Thorium-powered nuclear reactors?

Very interesting article on the Australian cosmos magazine web site. It describes an alternative form of nuclear reactor that doesn't depend on Uranium or Plutonium, but which uses the element Thorium. Not only does the Thorium reactor not produce weapons-grade plutonium, it can also be used to burn plutonium, effectively getting rid of one of the most dangerous and long-lived substances known to man.

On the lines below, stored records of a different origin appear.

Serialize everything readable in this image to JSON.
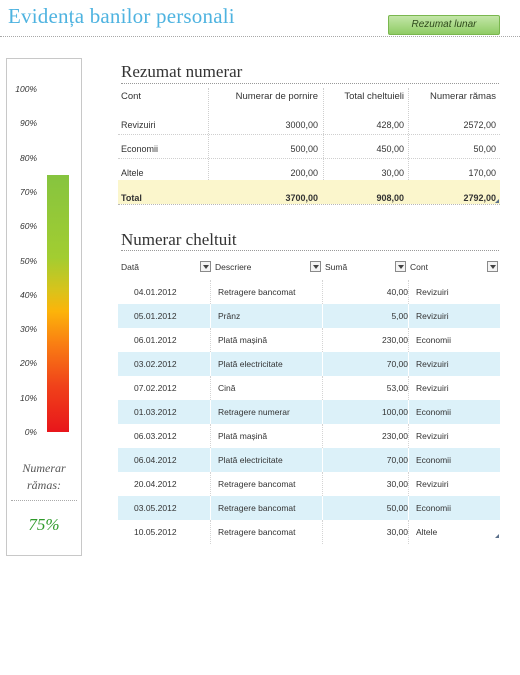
{
  "header": {
    "title": "Evidența banilor personali",
    "summary_button": "Rezumat lunar"
  },
  "gauge": {
    "ticks": [
      "100%",
      "90%",
      "80%",
      "70%",
      "60%",
      "50%",
      "40%",
      "30%",
      "20%",
      "10%",
      "0%"
    ],
    "level_percent": 75,
    "caption": "Numerar rămas:",
    "value": "75%",
    "colors": {
      "bottom": "#e8161b",
      "middle": "#fcb40a",
      "top": "#86c43f",
      "value_text": "#2f9a2a"
    }
  },
  "summary": {
    "title": "Rezumat numerar",
    "columns": [
      "Cont",
      "Numerar de pornire",
      "Total cheltuieli",
      "Numerar rămas"
    ],
    "rows": [
      [
        "Revizuiri",
        "3000,00",
        "428,00",
        "2572,00"
      ],
      [
        "Economii",
        "500,00",
        "450,00",
        "50,00"
      ],
      [
        "Altele",
        "200,00",
        "30,00",
        "170,00"
      ]
    ],
    "total": [
      "Total",
      "3700,00",
      "908,00",
      "2792,00"
    ]
  },
  "expenses": {
    "title": "Numerar cheltuit",
    "columns": [
      "Dată",
      "Descriere",
      "Sumă",
      "Cont"
    ],
    "rows": [
      [
        "04.01.2012",
        "Retragere bancomat",
        "40,00",
        "Revizuiri"
      ],
      [
        "05.01.2012",
        "Prânz",
        "5,00",
        "Revizuiri"
      ],
      [
        "06.01.2012",
        "Plată mașină",
        "230,00",
        "Economii"
      ],
      [
        "03.02.2012",
        "Plată electricitate",
        "70,00",
        "Revizuiri"
      ],
      [
        "07.02.2012",
        "Cină",
        "53,00",
        "Revizuiri"
      ],
      [
        "01.03.2012",
        "Retragere numerar",
        "100,00",
        "Economii"
      ],
      [
        "06.03.2012",
        "Plată mașină",
        "230,00",
        "Revizuiri"
      ],
      [
        "06.04.2012",
        "Plată electricitate",
        "70,00",
        "Economii"
      ],
      [
        "20.04.2012",
        "Retragere bancomat",
        "30,00",
        "Revizuiri"
      ],
      [
        "03.05.2012",
        "Retragere bancomat",
        "50,00",
        "Economii"
      ],
      [
        "10.05.2012",
        "Retragere bancomat",
        "30,00",
        "Altele"
      ]
    ]
  }
}
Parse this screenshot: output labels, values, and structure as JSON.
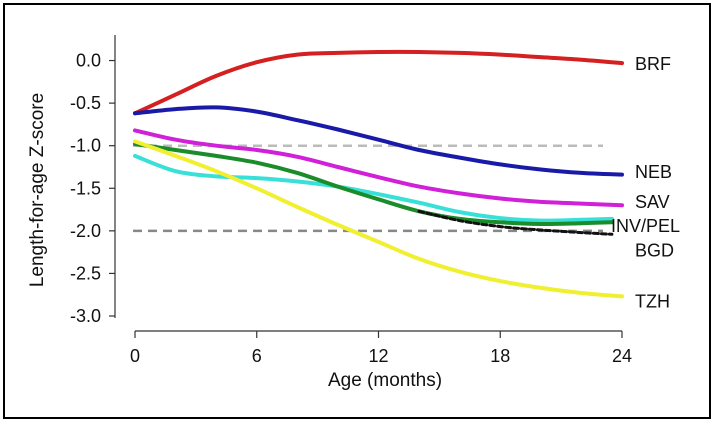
{
  "chart_data": {
    "type": "line",
    "xlabel": "Age (months)",
    "ylabel": "Length-for-age Z-score",
    "xlim": [
      0,
      24
    ],
    "ylim": [
      -3.0,
      0.3
    ],
    "xticks": [
      0,
      6,
      12,
      18,
      24
    ],
    "xtick_labels": [
      "0",
      "6",
      "12",
      "18",
      "24"
    ],
    "yticks": [
      0.0,
      -0.5,
      -1.0,
      -1.5,
      -2.0,
      -2.5,
      -3.0
    ],
    "ytick_labels": [
      "0.0",
      "-0.5",
      "-1.0",
      "-1.5",
      "-2.0",
      "-2.5",
      "-3.0"
    ],
    "reference_lines": [
      {
        "y": -1.0,
        "style": "dashed",
        "color": "#bbbbbb"
      },
      {
        "y": -2.0,
        "style": "dashed",
        "color": "#888888"
      }
    ],
    "series": [
      {
        "name": "BRF",
        "color": "#d42020",
        "x": [
          0,
          2,
          4,
          6,
          8,
          10,
          12,
          14,
          16,
          18,
          20,
          22,
          24
        ],
        "y": [
          -0.62,
          -0.4,
          -0.18,
          -0.02,
          0.07,
          0.09,
          0.1,
          0.1,
          0.09,
          0.07,
          0.04,
          0.01,
          -0.03
        ]
      },
      {
        "name": "NEB",
        "color": "#1a1aa8",
        "x": [
          0,
          2,
          4,
          6,
          8,
          10,
          12,
          14,
          16,
          18,
          20,
          22,
          24
        ],
        "y": [
          -0.62,
          -0.57,
          -0.55,
          -0.6,
          -0.7,
          -0.81,
          -0.93,
          -1.05,
          -1.14,
          -1.22,
          -1.28,
          -1.32,
          -1.34
        ]
      },
      {
        "name": "SAV",
        "color": "#d020d8",
        "x": [
          0,
          2,
          4,
          6,
          8,
          10,
          12,
          14,
          16,
          18,
          20,
          22,
          24
        ],
        "y": [
          -0.82,
          -0.93,
          -1.0,
          -1.05,
          -1.13,
          -1.25,
          -1.37,
          -1.48,
          -1.56,
          -1.62,
          -1.66,
          -1.68,
          -1.7
        ]
      },
      {
        "name": "INV/PEL",
        "color": "#38e0d8",
        "x": [
          0,
          2,
          4,
          6,
          8,
          10,
          12,
          14,
          16,
          18,
          20,
          22,
          23.5
        ],
        "y": [
          -1.12,
          -1.3,
          -1.36,
          -1.38,
          -1.42,
          -1.48,
          -1.57,
          -1.67,
          -1.78,
          -1.85,
          -1.88,
          -1.87,
          -1.86
        ]
      },
      {
        "name": "BGD",
        "color": "#1a8c2a",
        "x": [
          0,
          2,
          4,
          6,
          8,
          10,
          12,
          14,
          16,
          18,
          20,
          22,
          23.5
        ],
        "y": [
          -0.98,
          -1.05,
          -1.12,
          -1.2,
          -1.32,
          -1.48,
          -1.63,
          -1.77,
          -1.86,
          -1.9,
          -1.92,
          -1.91,
          -1.9
        ]
      },
      {
        "name": "TZH",
        "color": "#f0f030",
        "x": [
          0,
          2,
          4,
          6,
          8,
          10,
          12,
          14,
          16,
          18,
          20,
          22,
          24
        ],
        "y": [
          -0.95,
          -1.12,
          -1.3,
          -1.5,
          -1.72,
          -1.93,
          -2.13,
          -2.33,
          -2.48,
          -2.59,
          -2.67,
          -2.73,
          -2.77
        ]
      },
      {
        "color": "#111111",
        "style": "dashed",
        "x": [
          14,
          16,
          18,
          20,
          22,
          23.5
        ],
        "y": [
          -1.77,
          -1.88,
          -1.95,
          -1.99,
          -2.02,
          -2.04
        ]
      }
    ],
    "series_labels": [
      {
        "text": "BRF",
        "y": -0.03
      },
      {
        "text": "NEB",
        "y": -1.3
      },
      {
        "text": "SAV",
        "y": -1.65
      },
      {
        "text": "INV/PEL",
        "y": -1.93
      },
      {
        "text": "BGD",
        "y": -2.22
      },
      {
        "text": "TZH",
        "y": -2.82
      }
    ]
  }
}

Furthermore, the waste produced by a Thorium reactor is relatively short-lived compared to plutonium (ie it has a half life of around 500 years compared to 10000 years for plutonium). Thorium is also more abundant, easier to mine and doesn't have to go through expensive and dangerous processing before it can be used in a reactor.

It all sounds too good to be true - if it's so great why aren't all new reactors thorium powered? Firstly there are still some technical issues to resolve - but they're being worked on. Secondly there's an entrenched nuclear industry that has a vested interest in continuing with current technology. And finally, of course there seem to be no military spin-offs from this technology.

For those of us who are against the current generation of nuclear power this new technology might seem like more of the same old same old. But there are real benefits, if this article is to be believed. Firstly thorium reactors can be used to get rid of plutonium from spent power rods or disabled nuclear weapons. Secondly it breaks that whole military connection and finally, it looks like it provides for the cheap energy that the developing world so desperately needs.

There's a lot of promise here. A mixed fuel economy that includes cellulosic ethanol, solar, wind, fuel cells and thorium nuclear reactors looks pretty sustainable to me.